We now have a working PC running with the IBM 4758 PCI-Crypto card, and a few
test programs running. A quick discussion with Martin and Ivan found that we at
the very least need something like the following (C-syntax for now)

int getRandomBytes(int count, unsigned char **randomBytes);
int setShare(int id, unsigned char *shareValue);
int getShare(int id, unsigned char **shareValue);

the getRandomBytes operation is a way to get hardware-generated pseudorandom
values from the PCI card, and the set/get Share operations can be used to
securely store secret shares (encrypting them with a hardware key).

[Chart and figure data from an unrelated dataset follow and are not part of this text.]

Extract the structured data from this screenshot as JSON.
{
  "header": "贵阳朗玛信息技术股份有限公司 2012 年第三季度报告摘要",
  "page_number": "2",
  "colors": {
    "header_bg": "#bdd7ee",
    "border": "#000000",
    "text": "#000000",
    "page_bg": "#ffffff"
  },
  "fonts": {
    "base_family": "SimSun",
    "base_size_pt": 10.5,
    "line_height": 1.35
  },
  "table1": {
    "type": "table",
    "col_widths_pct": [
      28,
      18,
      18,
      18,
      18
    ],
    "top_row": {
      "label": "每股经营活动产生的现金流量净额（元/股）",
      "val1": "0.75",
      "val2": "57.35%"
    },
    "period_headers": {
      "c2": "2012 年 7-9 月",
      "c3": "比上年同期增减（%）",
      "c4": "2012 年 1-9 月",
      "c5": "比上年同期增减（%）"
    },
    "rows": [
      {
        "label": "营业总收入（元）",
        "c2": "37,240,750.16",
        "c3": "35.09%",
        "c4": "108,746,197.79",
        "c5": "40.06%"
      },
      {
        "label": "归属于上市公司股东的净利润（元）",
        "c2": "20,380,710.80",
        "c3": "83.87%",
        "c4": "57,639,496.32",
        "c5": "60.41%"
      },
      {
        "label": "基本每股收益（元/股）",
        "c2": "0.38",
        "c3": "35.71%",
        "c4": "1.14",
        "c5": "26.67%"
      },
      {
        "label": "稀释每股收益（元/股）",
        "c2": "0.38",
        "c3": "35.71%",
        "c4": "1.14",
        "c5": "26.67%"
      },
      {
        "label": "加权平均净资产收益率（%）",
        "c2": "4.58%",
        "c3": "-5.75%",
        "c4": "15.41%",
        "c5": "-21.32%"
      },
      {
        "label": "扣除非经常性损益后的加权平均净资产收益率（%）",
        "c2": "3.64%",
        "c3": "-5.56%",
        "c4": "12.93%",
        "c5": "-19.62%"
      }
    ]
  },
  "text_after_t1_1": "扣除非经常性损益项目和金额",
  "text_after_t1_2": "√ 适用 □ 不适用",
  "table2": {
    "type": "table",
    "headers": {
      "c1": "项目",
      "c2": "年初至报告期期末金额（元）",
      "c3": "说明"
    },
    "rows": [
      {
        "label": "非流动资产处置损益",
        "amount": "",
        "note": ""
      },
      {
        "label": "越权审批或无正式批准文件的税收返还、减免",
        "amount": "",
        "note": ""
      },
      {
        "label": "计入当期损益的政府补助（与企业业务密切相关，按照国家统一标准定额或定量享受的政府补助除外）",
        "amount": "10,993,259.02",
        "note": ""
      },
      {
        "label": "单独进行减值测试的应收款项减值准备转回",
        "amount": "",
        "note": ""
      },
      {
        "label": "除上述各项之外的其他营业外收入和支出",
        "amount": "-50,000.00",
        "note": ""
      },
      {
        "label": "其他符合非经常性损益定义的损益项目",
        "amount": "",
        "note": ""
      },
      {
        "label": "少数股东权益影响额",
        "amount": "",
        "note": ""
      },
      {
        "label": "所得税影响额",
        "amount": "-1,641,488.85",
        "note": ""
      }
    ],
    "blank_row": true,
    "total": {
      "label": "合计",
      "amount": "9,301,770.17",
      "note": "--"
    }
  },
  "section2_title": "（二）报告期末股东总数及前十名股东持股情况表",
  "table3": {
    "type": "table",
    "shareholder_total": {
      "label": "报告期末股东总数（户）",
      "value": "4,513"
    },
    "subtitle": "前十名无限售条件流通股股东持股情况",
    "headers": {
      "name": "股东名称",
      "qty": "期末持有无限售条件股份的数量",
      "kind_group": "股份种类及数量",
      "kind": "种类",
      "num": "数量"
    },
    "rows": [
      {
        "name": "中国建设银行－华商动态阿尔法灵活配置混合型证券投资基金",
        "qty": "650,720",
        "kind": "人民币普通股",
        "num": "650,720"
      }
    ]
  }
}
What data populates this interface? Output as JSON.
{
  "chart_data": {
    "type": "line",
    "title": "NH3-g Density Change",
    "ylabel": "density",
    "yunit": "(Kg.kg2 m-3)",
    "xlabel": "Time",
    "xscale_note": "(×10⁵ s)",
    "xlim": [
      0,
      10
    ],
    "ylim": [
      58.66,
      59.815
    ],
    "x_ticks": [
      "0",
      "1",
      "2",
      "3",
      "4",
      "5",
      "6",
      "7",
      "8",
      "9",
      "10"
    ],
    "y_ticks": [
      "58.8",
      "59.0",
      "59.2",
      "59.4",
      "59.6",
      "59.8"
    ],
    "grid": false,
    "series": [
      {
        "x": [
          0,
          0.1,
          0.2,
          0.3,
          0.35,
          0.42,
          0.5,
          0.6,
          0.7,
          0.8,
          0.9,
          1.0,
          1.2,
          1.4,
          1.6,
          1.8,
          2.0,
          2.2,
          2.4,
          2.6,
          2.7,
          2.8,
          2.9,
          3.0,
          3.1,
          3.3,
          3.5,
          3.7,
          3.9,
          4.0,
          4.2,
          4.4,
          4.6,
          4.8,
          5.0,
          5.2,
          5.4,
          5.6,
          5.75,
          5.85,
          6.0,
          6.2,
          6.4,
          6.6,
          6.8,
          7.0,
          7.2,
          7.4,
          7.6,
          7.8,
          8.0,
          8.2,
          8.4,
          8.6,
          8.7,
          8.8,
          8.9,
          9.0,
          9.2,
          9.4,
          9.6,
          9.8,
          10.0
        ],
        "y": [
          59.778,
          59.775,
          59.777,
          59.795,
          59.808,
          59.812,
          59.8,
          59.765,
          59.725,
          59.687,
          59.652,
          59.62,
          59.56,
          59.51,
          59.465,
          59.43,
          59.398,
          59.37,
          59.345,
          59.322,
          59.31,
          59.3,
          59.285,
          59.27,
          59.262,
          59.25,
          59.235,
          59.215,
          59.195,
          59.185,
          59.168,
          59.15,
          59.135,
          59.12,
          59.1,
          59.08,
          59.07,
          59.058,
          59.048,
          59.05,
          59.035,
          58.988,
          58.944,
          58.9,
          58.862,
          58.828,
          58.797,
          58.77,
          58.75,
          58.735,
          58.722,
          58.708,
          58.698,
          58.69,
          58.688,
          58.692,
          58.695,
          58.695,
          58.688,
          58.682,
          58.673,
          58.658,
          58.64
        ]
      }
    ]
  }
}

There are some issues, so if anyone wish to comment on these (or have additional
operations they would like to have in hardware).

1. Memory allocation
How is memory to be handled? One way would be to have the caller (the Python
code) allocate enough memory to store return values (fx. from getRandomBytes),
or perhaps it would be better to let the C code allocate the memoery? How is
this usually handled with Python/C? Anyone?

Regarding free'ing the memory when done, can Python do this on its own, or will
we need to expose some cleanup-handles in the C-module, for free'ing memory
allocated earlier in the C code?

2. SSL communication?
Ivan mentioned that it would be nice to have the RSA keys used for SSL
communication to be stored in hardware. This is also doable, and would likely
only require that the SSL software we use supports hardware keys (which
software do we use for communication, and does it support hardware keys?)